Heritage Foundation Research Fellow Rachel Greszler recently pointed out another unintended consequence of a minimum wage increase. She analyzed the effect on child care costs and found that a $15 minimum wage would force many child care providers to pass on the costs to parents, increasing prices by an average of 21%, or $3,728 a year for families with two children. That would make child care entirely unaffordable for many. In some states, parents could see increases of up to 43% — or more than $6,000 a year.

While we know how beneficial it is for children to have one parent at home until they’re school-aged, the reality is that staying home is not an option for many poor and working-class folks and single parents, and raising the cost of child care only makes an already difficult situation even harder.

Rather than creating destructive consequences like these with a $15 minimum wage, politicians should look at policies that help create real income gains.
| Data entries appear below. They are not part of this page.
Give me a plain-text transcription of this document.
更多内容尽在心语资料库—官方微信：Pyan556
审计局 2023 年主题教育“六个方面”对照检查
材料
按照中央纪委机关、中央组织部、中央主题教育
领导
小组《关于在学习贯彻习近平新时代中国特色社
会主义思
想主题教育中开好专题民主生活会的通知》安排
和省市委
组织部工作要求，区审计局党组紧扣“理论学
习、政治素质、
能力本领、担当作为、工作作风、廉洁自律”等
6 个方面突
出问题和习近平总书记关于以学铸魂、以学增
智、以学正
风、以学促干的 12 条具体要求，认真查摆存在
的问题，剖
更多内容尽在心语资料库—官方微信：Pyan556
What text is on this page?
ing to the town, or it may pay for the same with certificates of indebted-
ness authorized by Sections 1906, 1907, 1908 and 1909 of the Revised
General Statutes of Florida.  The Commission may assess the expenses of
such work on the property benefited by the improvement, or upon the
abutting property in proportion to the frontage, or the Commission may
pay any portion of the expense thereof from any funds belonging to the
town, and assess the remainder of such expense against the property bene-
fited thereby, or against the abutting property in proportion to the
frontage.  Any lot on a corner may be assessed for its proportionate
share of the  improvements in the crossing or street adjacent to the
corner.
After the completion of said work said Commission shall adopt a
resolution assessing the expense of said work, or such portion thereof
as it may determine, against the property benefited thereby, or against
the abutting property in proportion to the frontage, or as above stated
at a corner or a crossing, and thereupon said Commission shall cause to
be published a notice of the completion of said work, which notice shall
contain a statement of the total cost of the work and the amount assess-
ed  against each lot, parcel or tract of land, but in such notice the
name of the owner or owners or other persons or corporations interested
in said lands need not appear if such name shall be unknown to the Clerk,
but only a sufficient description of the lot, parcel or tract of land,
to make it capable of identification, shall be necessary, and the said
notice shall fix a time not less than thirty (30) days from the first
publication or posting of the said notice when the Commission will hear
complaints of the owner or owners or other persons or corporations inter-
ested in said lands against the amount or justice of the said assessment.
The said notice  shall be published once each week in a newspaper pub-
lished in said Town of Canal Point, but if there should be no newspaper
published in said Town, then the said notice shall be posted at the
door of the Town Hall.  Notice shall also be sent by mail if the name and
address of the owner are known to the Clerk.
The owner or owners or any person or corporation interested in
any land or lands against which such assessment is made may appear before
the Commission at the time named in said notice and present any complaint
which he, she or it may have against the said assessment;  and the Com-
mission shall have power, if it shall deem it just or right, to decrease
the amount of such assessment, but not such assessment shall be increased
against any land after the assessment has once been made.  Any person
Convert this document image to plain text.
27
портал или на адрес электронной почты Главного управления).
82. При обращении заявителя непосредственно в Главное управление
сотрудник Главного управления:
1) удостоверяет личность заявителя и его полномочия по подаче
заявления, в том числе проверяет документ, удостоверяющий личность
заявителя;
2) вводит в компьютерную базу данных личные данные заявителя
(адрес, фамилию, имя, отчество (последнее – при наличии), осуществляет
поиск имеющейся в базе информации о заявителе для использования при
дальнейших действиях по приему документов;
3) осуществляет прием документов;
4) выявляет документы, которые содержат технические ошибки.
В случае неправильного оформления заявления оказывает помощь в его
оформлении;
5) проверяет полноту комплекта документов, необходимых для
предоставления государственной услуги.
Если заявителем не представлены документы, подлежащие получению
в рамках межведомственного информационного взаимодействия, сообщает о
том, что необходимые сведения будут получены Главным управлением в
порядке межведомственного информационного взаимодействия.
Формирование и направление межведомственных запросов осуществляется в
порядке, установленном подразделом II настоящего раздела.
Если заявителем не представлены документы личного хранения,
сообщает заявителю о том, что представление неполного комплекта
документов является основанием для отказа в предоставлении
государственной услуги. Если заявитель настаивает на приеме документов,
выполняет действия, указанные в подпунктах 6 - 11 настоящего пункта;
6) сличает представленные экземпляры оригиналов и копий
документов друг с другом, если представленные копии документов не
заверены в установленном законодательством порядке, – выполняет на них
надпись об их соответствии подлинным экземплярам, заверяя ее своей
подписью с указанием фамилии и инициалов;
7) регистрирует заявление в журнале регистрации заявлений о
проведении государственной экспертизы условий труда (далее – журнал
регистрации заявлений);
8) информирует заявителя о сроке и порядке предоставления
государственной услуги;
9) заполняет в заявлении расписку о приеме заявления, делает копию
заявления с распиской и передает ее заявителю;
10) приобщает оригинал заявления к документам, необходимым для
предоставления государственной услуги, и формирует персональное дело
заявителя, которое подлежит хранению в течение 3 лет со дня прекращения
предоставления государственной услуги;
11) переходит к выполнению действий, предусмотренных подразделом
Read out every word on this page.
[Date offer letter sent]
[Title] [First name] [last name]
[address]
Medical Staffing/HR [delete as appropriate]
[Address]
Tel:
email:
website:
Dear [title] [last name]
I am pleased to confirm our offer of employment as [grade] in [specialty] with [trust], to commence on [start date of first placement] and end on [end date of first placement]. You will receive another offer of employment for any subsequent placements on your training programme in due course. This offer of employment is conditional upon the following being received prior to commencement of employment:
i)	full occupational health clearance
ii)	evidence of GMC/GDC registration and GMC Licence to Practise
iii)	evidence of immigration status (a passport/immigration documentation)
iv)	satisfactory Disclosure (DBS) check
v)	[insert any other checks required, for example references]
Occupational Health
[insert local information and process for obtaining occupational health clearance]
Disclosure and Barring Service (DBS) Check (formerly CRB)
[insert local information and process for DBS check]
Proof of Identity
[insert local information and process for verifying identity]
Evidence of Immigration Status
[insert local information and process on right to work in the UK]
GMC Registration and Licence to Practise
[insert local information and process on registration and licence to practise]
They include expanding education and job training so people can gain more valuable skills that they can use to work their way up the ladder and eventually make more than the minimum wage. 

Such policies also include reducing unnecessary government regulations that cost businesses considerable money to follow, freeing up that money so they can pay their employees more or invest in growing their businesses, ultimately creating more jobs and higher wages. 

And they include reforming onerous occupational licensing requirements to make it easier for people to get jobs as landscapers, barbers, cosmetologists and other skilled occupations. While licensing can offer some protections for consumers, it often requires unnecessary training, lengthy delays and high fees that prevent people from starting a new career.

Having a good-paying job is an important part of the formula for achieving the American dream. But good pay can’t be artificially created by government. It results in unintended consequences, and the people who should be most helped are often the most harmed. Instead of imposing more heavy-handed government mandates, our leaders should focus their efforts on removing government-created barriers to work and higher wages.